Which brings me to the point of loneliness…I am often lonely. I miss having someone to put my arms around, to talk with and hold into the night, to know intimately and have know me. And it is not my priority to "find" someone to complete me. I am complete just as I am. But these days of loneliness creep up on me now and then, and I weep for what I feel I have lost, what I fear I will never have again. I am afraid that I will never allow myself to give of myself that completely ever again to another human being. I did not wish to marry more than once in my life. And I believe in marriage. I also believe that a person should never "settle" for less than what they desire on anything…least of all love. The most loving relationships still encounter struggles, but with some work and love, there is some victory in those struggles.

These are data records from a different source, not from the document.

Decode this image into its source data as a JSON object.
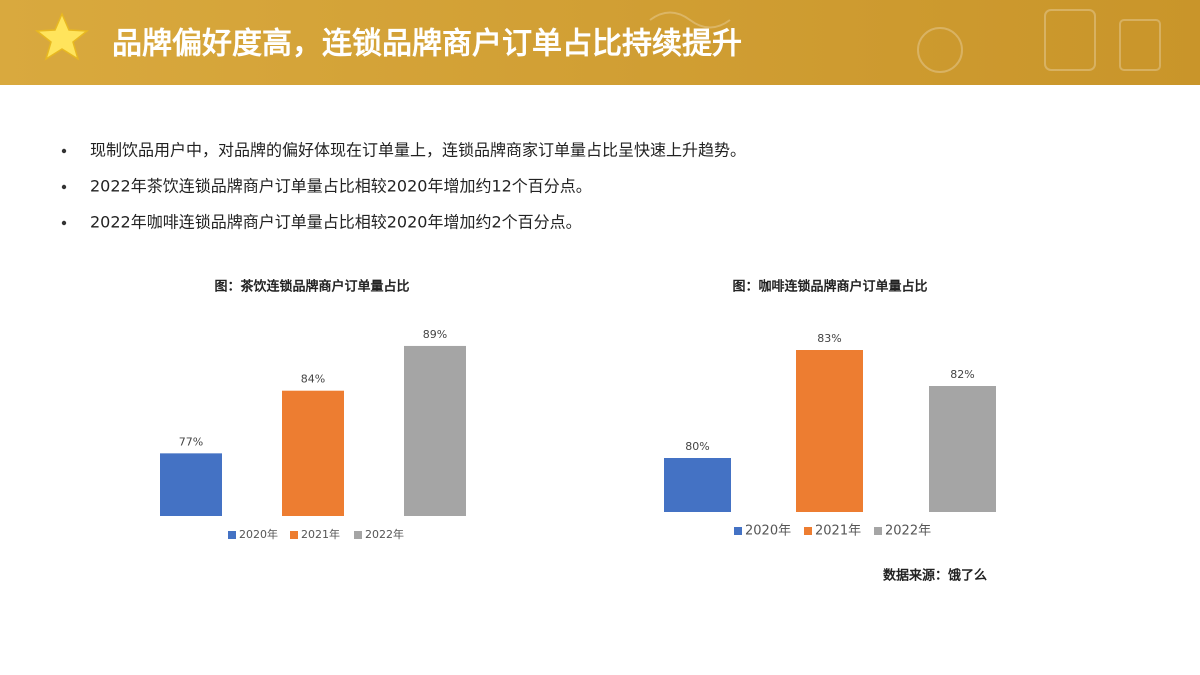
{
  "header": {
    "title": "品牌偏好度高，连锁品牌商户订单占比持续提升"
  },
  "bullets": [
    "现制饮品用户中，对品牌的偏好体现在订单量上，连锁品牌商家订单量占比呈快速上升趋势。",
    "2022年茶饮连锁品牌商户订单量占比相较2020年增加约12个百分点。",
    "2022年咖啡连锁品牌商户订单量占比相较2020年增加约2个百分点。"
  ],
  "chart_data": [
    {
      "type": "bar",
      "title": "图：茶饮连锁品牌商户订单量占比",
      "categories": [
        null
      ],
      "ylim": [
        70,
        90
      ],
      "series": [
        {
          "name": "2020年",
          "color": "#4472c4",
          "values": [
            77
          ],
          "value_labels": [
            "77%"
          ]
        },
        {
          "name": "2021年",
          "color": "#ed7d31",
          "values": [
            84
          ],
          "value_labels": [
            "84%"
          ]
        },
        {
          "name": "2022年",
          "color": "#a5a5a5",
          "values": [
            89
          ],
          "value_labels": [
            "89%"
          ]
        }
      ]
    },
    {
      "type": "bar",
      "title": "图：咖啡连锁品牌商户订单量占比",
      "categories": [
        null
      ],
      "ylim": [
        78.5,
        83.5
      ],
      "series": [
        {
          "name": "2020年",
          "color": "#4472c4",
          "values": [
            80
          ],
          "value_labels": [
            "80%"
          ]
        },
        {
          "name": "2021年",
          "color": "#ed7d31",
          "values": [
            83
          ],
          "value_labels": [
            "83%"
          ]
        },
        {
          "name": "2022年",
          "color": "#a5a5a5",
          "values": [
            82
          ],
          "value_labels": [
            "82%"
          ]
        }
      ]
    }
  ],
  "source": "数据来源：饿了么"
}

I have encountered people in my life who remind me I am aging, that finding that perfect mate with whom you feel passion and comfort and concern, happens seldom in life. I place emphasis on the word seldom because it is not an impossibility…just a rarity. I had those things with someone once…I believe I can have it again. But if I resign myself to "settling" for less, the relationship will be doomed. I talk to people and see people who have "settled" and it strikes me as so horribly sad. There are special people we could share our lives with all over the world. And if I never meet that person, or if I am too picky (as some people say), I will be okay on my own. I will encounter my loneliness, share it with friends who help to soften and take the edge off of my sadness. And I will remember that the acuteness of my loneliness will pass…it always does. I can ride this wave out, just as I have before.

Thursday, January 1, 1998

No Bridges Burned

Nothing has made me capable of erasing you from my heart.

Broken as my heart was.
Ripped apart by the insane desire to gather strength,
Endure hardship, suffer through love beside you.

Bolstered now by our separation,
My heart and soul were uplifted to hear your voice,
Resonating in my ears and in my mind.
Nothing could ever change what I feel for you.
Eternally my heart belongs to you.
Destined we are to be connected always, heart, body, and soul.